SANTO DOMINGO.– Die Fortsetzung des Bau- und Renovierungsplans für die Sportanlagen für die Zentralamerikanischen und Karibischen Spiele 2026 gewährleistet nicht nur die Einhaltung des regionalen Veranstaltungskalenders, sondern festigt auch einen positiven Einfluss auf die Stadtentwicklung und den Immobilienmarkt in den betroffenen Gebieten.
Dies bestätigte gestern, Sonntag, der Minister für Wohnungsbau, Siedlungswesen und Gebäude (MIVHED), Víctor (Ito) Bisonó. Er bekräftigte, dass die Arbeiten planmäßig verlaufen und besonderes Augenmerk auf die Qualität der Infrastruktur sowie deren Nutzung nach der Sportveranstaltung gelegt wird. Die Aussagen erfolgten im Rahmen einer Besichtigung mehrerer Projekte, die im Rahmen des Engagements des dominikanischen Staates für die Veranstaltung durchgeführt werden.

Der Minister für Umwelt, Landwirtschaft und ländliche Entwicklung (MIVHED), Victor (Ito) Bisonó, während seines Besuchs auf der Baustelle. (Externe Quelle).
Der Beamte hob hervor, dass diese Investitionen eine Chance zur Neubewertung des städtischen Umfelds darstellen, da es sich um Projekte handelt, die Verbesserungen bei der Erreichbarkeit, den Dienstleistungen, den Straßen und den öffentlichen Räumen beinhalten – Elemente, die sich direkt auf die Attraktivität der Immobilien in den umliegenden Gebieten auswirken.

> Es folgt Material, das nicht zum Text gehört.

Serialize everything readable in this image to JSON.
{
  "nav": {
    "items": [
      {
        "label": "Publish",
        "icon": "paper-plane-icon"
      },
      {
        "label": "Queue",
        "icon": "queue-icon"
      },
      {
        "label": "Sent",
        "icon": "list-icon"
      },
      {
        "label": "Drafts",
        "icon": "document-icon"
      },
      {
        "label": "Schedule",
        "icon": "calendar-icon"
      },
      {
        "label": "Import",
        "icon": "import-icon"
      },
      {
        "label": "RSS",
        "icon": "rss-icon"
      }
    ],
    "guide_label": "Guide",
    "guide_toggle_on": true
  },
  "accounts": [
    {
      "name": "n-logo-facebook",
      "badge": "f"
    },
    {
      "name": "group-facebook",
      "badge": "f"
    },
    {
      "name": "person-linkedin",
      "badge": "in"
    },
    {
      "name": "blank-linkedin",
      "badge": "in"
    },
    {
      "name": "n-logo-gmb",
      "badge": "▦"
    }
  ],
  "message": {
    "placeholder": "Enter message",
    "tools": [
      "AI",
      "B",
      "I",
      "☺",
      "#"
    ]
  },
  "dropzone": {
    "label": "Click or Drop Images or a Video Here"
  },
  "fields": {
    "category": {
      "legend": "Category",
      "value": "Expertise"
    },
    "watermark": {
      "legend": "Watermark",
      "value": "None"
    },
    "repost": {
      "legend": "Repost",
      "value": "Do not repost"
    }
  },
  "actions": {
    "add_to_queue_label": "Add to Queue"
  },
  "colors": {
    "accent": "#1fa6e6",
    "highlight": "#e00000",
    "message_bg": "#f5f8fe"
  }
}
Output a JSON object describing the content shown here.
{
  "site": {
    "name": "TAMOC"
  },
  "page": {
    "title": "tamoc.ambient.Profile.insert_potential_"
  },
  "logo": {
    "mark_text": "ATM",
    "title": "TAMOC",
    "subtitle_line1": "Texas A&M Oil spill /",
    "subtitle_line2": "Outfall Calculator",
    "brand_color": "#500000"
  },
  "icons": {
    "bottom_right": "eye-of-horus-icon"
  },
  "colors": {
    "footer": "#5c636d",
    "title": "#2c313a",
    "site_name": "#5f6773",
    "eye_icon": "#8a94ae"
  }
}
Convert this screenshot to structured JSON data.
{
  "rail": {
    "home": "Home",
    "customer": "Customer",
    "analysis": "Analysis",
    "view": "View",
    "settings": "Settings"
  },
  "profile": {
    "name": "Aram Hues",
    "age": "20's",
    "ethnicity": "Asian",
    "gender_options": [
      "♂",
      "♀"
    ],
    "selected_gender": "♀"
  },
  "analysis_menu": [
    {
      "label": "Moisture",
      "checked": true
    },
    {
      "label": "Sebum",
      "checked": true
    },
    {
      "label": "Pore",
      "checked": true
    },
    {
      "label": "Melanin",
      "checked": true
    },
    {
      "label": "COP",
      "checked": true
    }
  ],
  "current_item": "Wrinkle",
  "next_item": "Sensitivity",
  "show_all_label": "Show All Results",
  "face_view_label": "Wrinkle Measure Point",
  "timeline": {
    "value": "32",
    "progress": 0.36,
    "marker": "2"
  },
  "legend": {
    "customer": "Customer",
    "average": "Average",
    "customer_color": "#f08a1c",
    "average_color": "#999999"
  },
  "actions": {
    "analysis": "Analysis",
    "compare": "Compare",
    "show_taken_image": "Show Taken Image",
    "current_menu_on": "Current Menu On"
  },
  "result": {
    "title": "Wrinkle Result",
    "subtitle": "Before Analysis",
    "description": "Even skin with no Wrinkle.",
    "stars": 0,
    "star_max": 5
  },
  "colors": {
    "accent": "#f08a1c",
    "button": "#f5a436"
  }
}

In diesem Sinne betonten Vertreter des Organisationskomitees der Zentralamerikanischen und Karibischen Spiele 2026 sowie des MIVHED, dass die Anlagen nach Kriterien der langfristigen Nachhaltigkeit und Funktionalität konzipiert wurden, damit sie später in das sportliche, schulische und gesellschaftliche Leben des Landes integriert werden können.
Für den Immobiliensektor stellt die Durchführung dieser Arbeiten einen dynamischen Faktor dar, der direkte und indirekte Arbeitsplätze schafft, private Investitionen anregt und den Wert von Grundstücken in strategischen Gebieten von Santo Domingo und anderen von der Veranstaltung betroffenen Gebieten steigert.
Die Zentralamerikanischen und Karibischen Spiele 2026 entwickeln sich somit nicht nur zu einem hochkarätigen Sportereignis, sondern auch zu einem Katalysator für die Stadtentwicklung, mit einer Infrastruktur, die über den Wettkampf hinaus Teil des physischen und funktionalen Erbes der Dominikanischen Republik bleiben wird.